Published 2020-01-17, 10:13 a/m
Updated 2023-07-09, 06:32 a/m

In an outtake from our Managed Futures Outlook 2020 – we can’t ignore the effect that politics have had on systematic trading programs over the past year or so. Some things that could take a toll in the year to come: Trade wars, new presidents and new economic policies or the impending Brexit vote will have all too much power over the market peaks and valleys in 2020.

The run up to an election or new law vote is about investors positioning their portfolios for what may come. It’s people lightening up on exposure, adding safety, and so forth. When enough people do that sort of thing at the same time – you get a mini rush for the exits that can push prices in a certain direction for a certain amount of time. It is what we in the business call a trend, or momentum.

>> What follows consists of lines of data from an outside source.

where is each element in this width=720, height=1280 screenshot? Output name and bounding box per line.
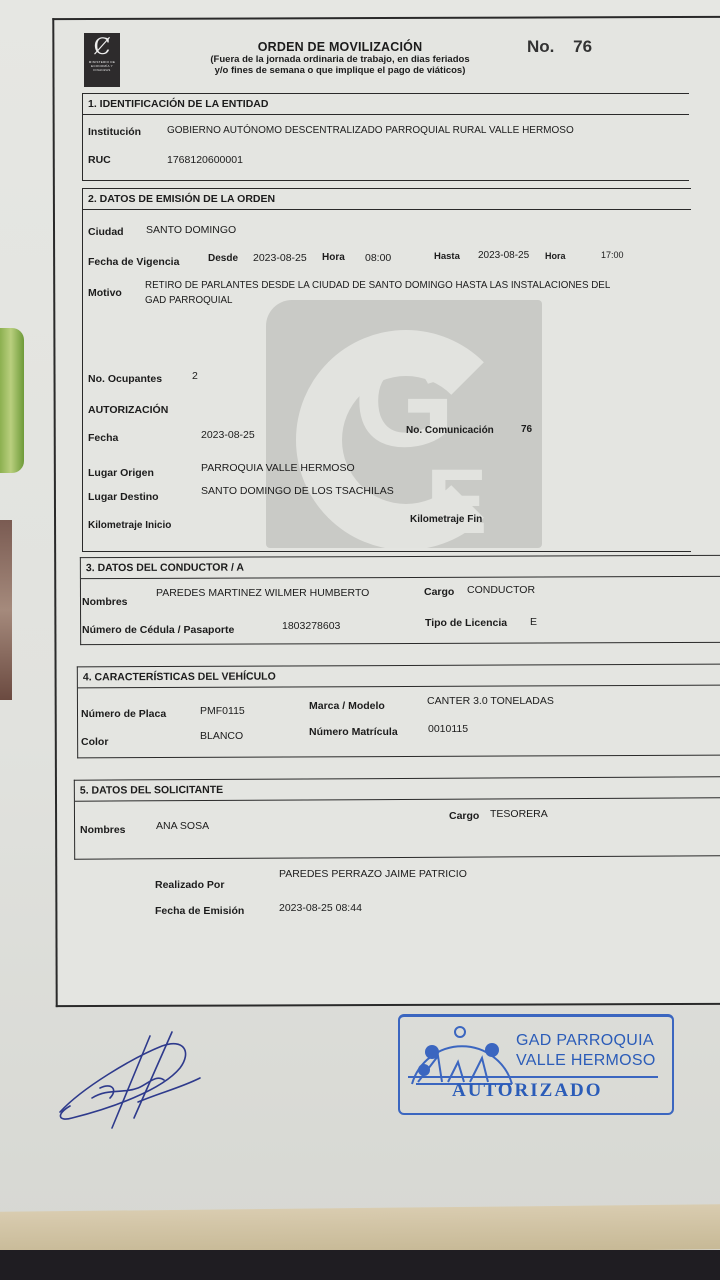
vigencia-label: Fecha de Vigencia [88,256,179,268]
section-heading: 4. CARACTERÍSTICAS DEL VEHÍCULO [78,665,720,689]
driver-cargo-label: Cargo [424,586,454,598]
stamp-line-2: VALLE HERMOSO [516,1052,656,1070]
section-order-emission: 2. DATOS DE EMISIÓN DE LA ORDEN [82,188,691,552]
destino-value: SANTO DOMINGO DE LOS TSACHILAS [201,485,394,497]
color-value: BLANCO [200,730,243,742]
section-entity: 1. IDENTIFICACIÓN DE LA ENTIDAD [82,93,689,181]
driver-nombres-label: Nombres [82,596,128,608]
fecha-value: 2023-08-25 [201,429,255,441]
color-label: Color [81,736,108,748]
hora-label-1: Hora [322,252,345,263]
authorization-stamp: GAD PARROQUIA VALLE HERMOSO AUTORIZADO [398,1010,670,1118]
hasta-label: Hasta [434,251,460,262]
cedula-value: 1803278603 [282,620,340,632]
logo-caption: MINISTERIO DE ECONOMÍA Y FINANZAS [84,60,120,72]
document-title: ORDEN DE MOVILIZACIÓN [150,40,530,54]
emision-label: Fecha de Emisión [155,905,244,917]
autorizacion-label: AUTORIZACIÓN [88,404,168,416]
km-fin-label: Kilometraje Fin [410,514,482,525]
desde-value: 2023-08-25 [253,252,307,264]
section-heading: 2. DATOS DE EMISIÓN DE LA ORDEN [83,189,691,210]
fecha-label: Fecha [88,432,118,444]
marca-label: Marca / Modelo [309,700,385,712]
section-requester: 5. DATOS DEL SOLICITANTE [74,776,720,859]
placa-label: Número de Placa [81,708,166,720]
matricula-label: Número Matrícula [309,726,398,738]
section-heading: 5. DATOS DEL SOLICITANTE [75,777,720,801]
hora-value-1: 08:00 [365,252,391,264]
ciudad-label: Ciudad [88,226,124,238]
ciudad-value: SANTO DOMINGO [146,224,236,236]
comunicacion-label: No. Comunicación [406,425,494,436]
section-heading: 1. IDENTIFICACIÓN DE LA ENTIDAD [83,94,689,115]
origen-value: PARROQUIA VALLE HERMOSO [201,462,355,474]
stamp-line-1: GAD PARROQUIA [516,1032,654,1050]
background-object [0,520,12,700]
ruc-label: RUC [88,154,111,166]
requester-cargo-value: TESORERA [490,808,548,820]
driver-nombres-value: PAREDES MARTINEZ WILMER HUMBERTO [156,587,369,599]
document-header: ORDEN DE MOVILIZACIÓN (Fuera de la jorna… [150,40,530,76]
origen-label: Lugar Origen [88,467,154,479]
hora-value-2: 17:00 [601,250,624,260]
licencia-label: Tipo de Licencia [425,617,507,629]
desde-label: Desde [208,253,238,264]
stamp-status: AUTORIZADO [452,1080,603,1102]
order-number-value: 76 [573,37,592,56]
background-object [0,328,24,473]
realizado-value: PAREDES PERRAZO JAIME PATRICIO [279,868,467,880]
ocupantes-value: 2 [192,370,198,382]
requester-nombres-value: ANA SOSA [156,820,209,832]
motivo-label: Motivo [88,287,122,299]
destino-label: Lugar Destino [88,491,159,503]
section-heading: 3. DATOS DEL CONDUCTOR / A [81,556,720,579]
marca-value: CANTER 3.0 TONELADAS [427,695,554,707]
document-subtitle-2: y/o fines de semana o que implique el pa… [150,65,530,76]
order-number: No. 76 [527,37,592,57]
emision-value: 2023-08-25 08:44 [279,902,362,914]
table-surface [0,1204,720,1257]
realizado-label: Realizado Por [155,879,224,891]
comunicacion-value: 76 [521,424,532,435]
driver-cargo-value: CONDUCTOR [467,584,535,596]
motivo-value-line1: RETIRO DE PARLANTES DESDE LA CIUDAD DE S… [145,280,610,291]
licencia-value: E [530,616,537,628]
ce-logo-icon: Ȼ MINISTERIO DE ECONOMÍA Y FINANZAS [84,33,120,87]
institucion-value: GOBIERNO AUTÓNOMO DESCENTRALIZADO PARROQ… [167,125,574,136]
ocupantes-label: No. Ocupantes [88,373,162,385]
requester-nombres-label: Nombres [80,824,126,836]
order-number-label: No. [527,37,554,56]
hora-label-2: Hora [545,251,566,261]
signature-icon [52,1028,212,1140]
hasta-value: 2023-08-25 [478,250,529,261]
matricula-value: 0010115 [428,723,468,735]
requester-cargo-label: Cargo [449,810,479,822]
cedula-label: Número de Cédula / Pasaporte [82,624,234,636]
section-vehicle: 4. CARACTERÍSTICAS DEL VEHÍCULO [77,664,720,759]
km-inicio-label: Kilometraje Inicio [88,520,171,531]
motivo-value-line2: GAD PARROQUIAL [145,295,232,306]
dark-floor [0,1250,720,1280]
document-subtitle-1: (Fuera de la jornada ordinaria de trabaj… [150,54,530,65]
placa-value: PMF0115 [200,705,245,717]
institucion-label: Institución [88,126,141,138]
ruc-value: 1768120600001 [167,154,243,166]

We love these – they’re measurable, cyclical, capturable.

But, what happens on the day the vote is tallied is something different altogether. The vote itself is a binary event. It either passes or it doesn’t. If it passes, x, y and z happen in markets. If it doesn’t, a, b and c happen in markets. You may be familiar with another popular binary event, the coin flip. Heads: you win. Tails: you lose. Suffice to say that the guys and girls with PhDs and sophisticated algorithms for tracking market prices and identifying patterns don’t quite like their life’s work boiling down to a coin flip. These binary events and resulting short-term moves can temporarily invalidate all of the math and research that go into the modern day systematic global macro or managed futures program.

Now, of course, most programs are diversified across markets and market sectors, designing their risk budgets to not lose too much (or gain too much) on any one day’s move in a single market. But there’s still outsized risk (and possible reward) from markets quickly reacting to a binary outcome one way or another. You can think of a binary event as concentrating weeks to months’ worth of market movement into a single day’s trading session, meaning you could see weeks to months of gains/losses in that day.

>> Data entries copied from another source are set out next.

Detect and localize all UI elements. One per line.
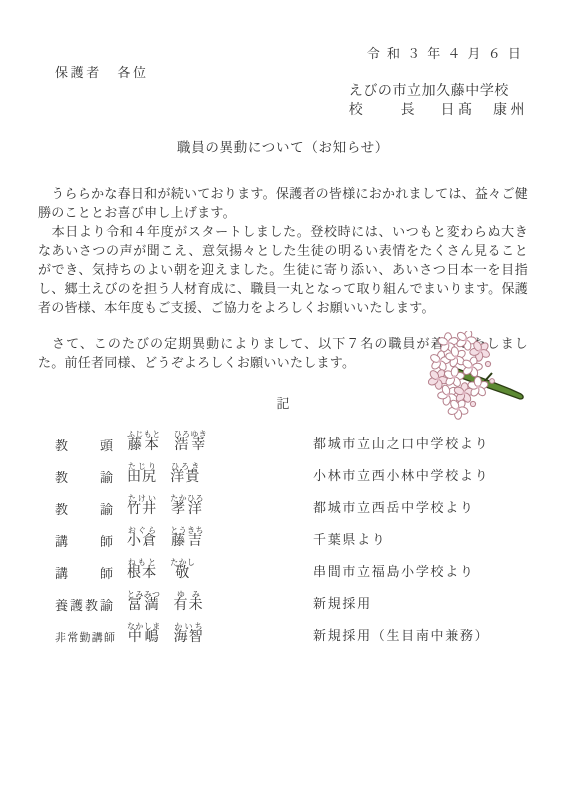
- school-name: えびの市立加久藤中学校: [349, 83, 528, 100]
- principal-name: 日髙 康州: [441, 102, 529, 119]
- staff-role: 教頭: [55, 438, 113, 454]
- staff-origin: 小林市立西小林中学校より: [313, 468, 528, 486]
- staff-row: 非常勤講師 中嶋なかしま海智かいち 新規採用（生目南中兼務）: [38, 622, 528, 646]
- document-page: 令和３年４月６日 保護者 各位 えびの市立加久藤中学校 校 長 日髙 康州 職員…: [0, 0, 566, 800]
- recipient: 保護者 各位: [38, 65, 528, 81]
- principal-line: 校 長 日髙 康州: [349, 102, 528, 119]
- staff-origin: 新規採用（生目南中兼務）: [313, 628, 528, 646]
- staff-row: 教諭 竹井たけい孝洋たかひろ 都城市立西岳中学校より: [38, 494, 528, 518]
- document-date: 令和３年４月６日: [38, 46, 528, 62]
- staff-name: 竹井たけい孝洋たかひろ: [127, 494, 313, 518]
- sender-block: えびの市立加久藤中学校 校 長 日髙 康州: [38, 83, 528, 119]
- staff-list: 教頭 藤本ふじもと浩幸ひろゆき 都城市立山之口中学校より 教諭 田尻たじり洋貴ひ…: [38, 430, 528, 646]
- staff-name: 冨満とみみつ有未ゆみ: [127, 590, 313, 614]
- staff-row: 教頭 藤本ふじもと浩幸ひろゆき 都城市立山之口中学校より: [38, 430, 528, 454]
- paragraph-new-year: 本日より令和４年度がスタートしました。登校時には、いつもと変わらぬ大きなあいさつ…: [38, 222, 528, 317]
- staff-origin: 千葉県より: [313, 532, 528, 550]
- staff-origin: 都城市立山之口中学校より: [313, 436, 528, 454]
- staff-role: 養護教諭: [55, 598, 113, 614]
- staff-name: 根本ねもと敬たかし: [127, 558, 313, 582]
- staff-role: 教諭: [55, 502, 113, 518]
- staff-origin: 都城市立西岳中学校より: [313, 500, 528, 518]
- staff-row: 養護教諭 冨満とみみつ有未ゆみ 新規採用: [38, 590, 528, 614]
- staff-row: 講師 根本ねもと敬たかし 串間市立福島小学校より: [38, 558, 528, 582]
- staff-name: 田尻たじり洋貴ひろき: [127, 462, 313, 486]
- paragraph-greeting: うららかな春日和が続いております。保護者の皆様におかれましては、益々ご健勝のこと…: [38, 184, 528, 222]
- staff-role: 講師: [55, 534, 113, 550]
- staff-role: 講師: [55, 566, 113, 582]
- staff-origin: 串間市立福島小学校より: [313, 564, 528, 582]
- staff-row: 講師 小倉おぐら藤吉とうきち 千葉県より: [38, 526, 528, 550]
- staff-name: 小倉おぐら藤吉とうきち: [127, 526, 313, 550]
- staff-origin: 新規採用: [313, 596, 528, 614]
- document-title: 職員の異動について（お知らせ）: [38, 139, 528, 156]
- staff-row: 教諭 田尻たじり洋貴ひろき 小林市立西小林中学校より: [38, 462, 528, 486]
- cherry-blossom-icon: [428, 331, 542, 423]
- staff-role: 教諭: [55, 470, 113, 486]
- staff-name: 中嶋なかしま海智かいち: [127, 622, 313, 646]
- staff-role: 非常勤講師: [55, 630, 115, 646]
- staff-name: 藤本ふじもと浩幸ひろゆき: [127, 430, 313, 454]
- principal-title: 校 長: [349, 102, 427, 119]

A good example of this was the last presidential election, when markets sold off heavily as it became clearer and clearer Donald Trump would be the next U.S. president. The S&P moved more than 125 points, falling about 6% in a matter of hours. The range of the S&P in the 60 days before that had only been 110 points. We all know what happened next, the market quickly rebounded and is about 60% higher since then. But in that moment, all but the very quickest of systematic models were rendered useless upon the binary result becoming known. The binary event packed 60+ days of market movement into a few hours (on the overnight, sessions to boot). Code that into your AI.

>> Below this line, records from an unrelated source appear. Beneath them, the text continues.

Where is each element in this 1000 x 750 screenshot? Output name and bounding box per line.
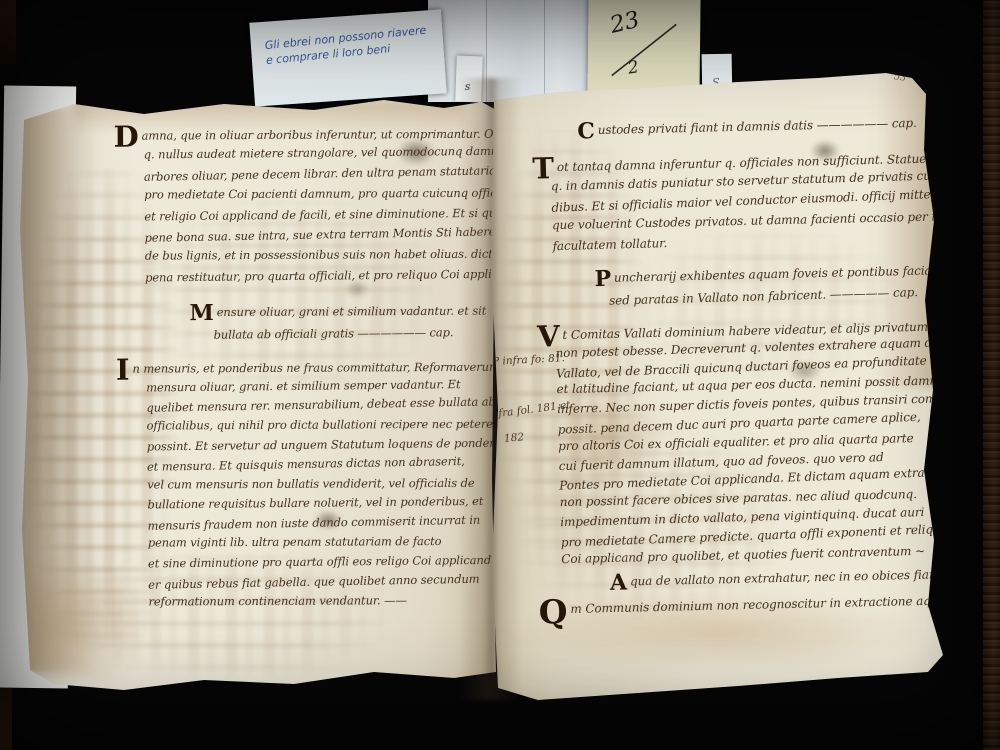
manuscript-line: pena restituatur, pro quarta officiali, … — [145, 267, 485, 291]
manuscript-left-page: Damna, que in oliuar arboribus inferuntu… — [14, 80, 496, 702]
wooden-table-corner — [0, 0, 16, 64]
chapter-vallatum: Vt Comitas Vallati dominium habere videa… — [537, 316, 952, 572]
paper-fold-line — [486, 0, 487, 102]
manuscript-line: Damna, que in oliuar arboribus inferuntu… — [143, 125, 483, 147]
illuminated-initial: P — [594, 272, 611, 288]
rubric-mensura: Mensure oliuar, grani et similium vadant… — [83, 303, 485, 351]
manuscript-line: de bus lignis, et in possessionibus suis… — [145, 247, 485, 269]
chapter-damna: Damna, que in oliuar arboribus inferuntu… — [81, 124, 485, 291]
folio-number: 53 — [893, 71, 907, 84]
rubric-puncherarii: Puncherarij exhibentes aquam foveis et p… — [535, 262, 944, 317]
rubric-custodes: Custodes privati fiant in damnis datis —… — [531, 114, 939, 147]
illuminated-initial: C — [577, 124, 595, 140]
bookmark-tab: s — [455, 56, 483, 103]
illuminated-initial: V — [537, 326, 560, 347]
left-page-text: Damna, que in oliuar arboribus inferuntu… — [81, 124, 488, 616]
manuscript-right-page: 53 P infra fo: 81. infra fol. 181 et 182… — [488, 60, 960, 708]
illuminated-initial: T — [532, 158, 554, 179]
manuscript-line: Custodes privati fiant in damnis datis —… — [591, 115, 939, 145]
paper-fold-line — [544, 0, 545, 102]
wooden-table-edge — [983, 0, 1000, 750]
manuscript-line: officialibus, qui nihil pro dicta bullat… — [147, 417, 487, 438]
manuscript-line: reformationum continenciam vendantur. —— — [148, 593, 488, 614]
manuscript-line: In mensuris, et ponderibus ne fraus comm… — [146, 358, 486, 379]
chapter-custodes: Tot tantaq damna inferuntur q. officiale… — [532, 148, 943, 259]
illuminated-initial: I — [116, 360, 130, 380]
illuminated-initial: M — [189, 306, 213, 322]
manuscript-line: bullata ab officiali gratis —————— cap. — [214, 325, 486, 350]
illuminated-initial: Q — [539, 600, 568, 624]
wooden-table-corner — [0, 688, 12, 750]
photo-stage: Gli ebrei non possono riavere e comprare… — [0, 0, 1000, 750]
margin-note: 182 — [504, 431, 525, 445]
chapter-mensuris: In mensuris, et ponderibus ne fraus comm… — [84, 357, 489, 616]
manuscript-line: vel cum mensuris non bullatis vendiderit… — [147, 475, 487, 496]
right-page-text: Custodes privati fiant in damnis datis —… — [531, 110, 953, 622]
illuminated-initial: A — [610, 576, 627, 592]
white-paper-sheet — [428, 0, 594, 102]
tab-label: s — [465, 80, 471, 93]
manuscript-line: Mensure oliuar, grani et similium vadant… — [213, 304, 485, 327]
illuminated-initial: D — [114, 127, 139, 147]
manuscript-line: penam viginti lib. ultra penam statutari… — [148, 534, 488, 555]
modern-note-slip: Gli ebrei non possono riavere e comprare… — [249, 9, 446, 106]
manuscript-line: pro medietate Coi pacienti damnum, pro q… — [144, 186, 484, 208]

Market moving news has always been there, and likely always will be. But it sure seems different (framing and recency bias warning) in today’s super transparent world where you can track where the tomatoes on your Impossible Burger came from. The telegraphed moves of the Fed, the measured words of every CEO and central banker, the ability of huge hedge funds and prop firms to trade off it in micro-seconds. All of it sure seems like it has dampened normal market moving news… and made these remaining binaries a little more market moving. The current technological, automated market appears to have squeezed in the distribution curve – making for taller heads (more observations of non-market moving news) and fatter tails (some rarer, very large moves). Beware the binary events in 2020!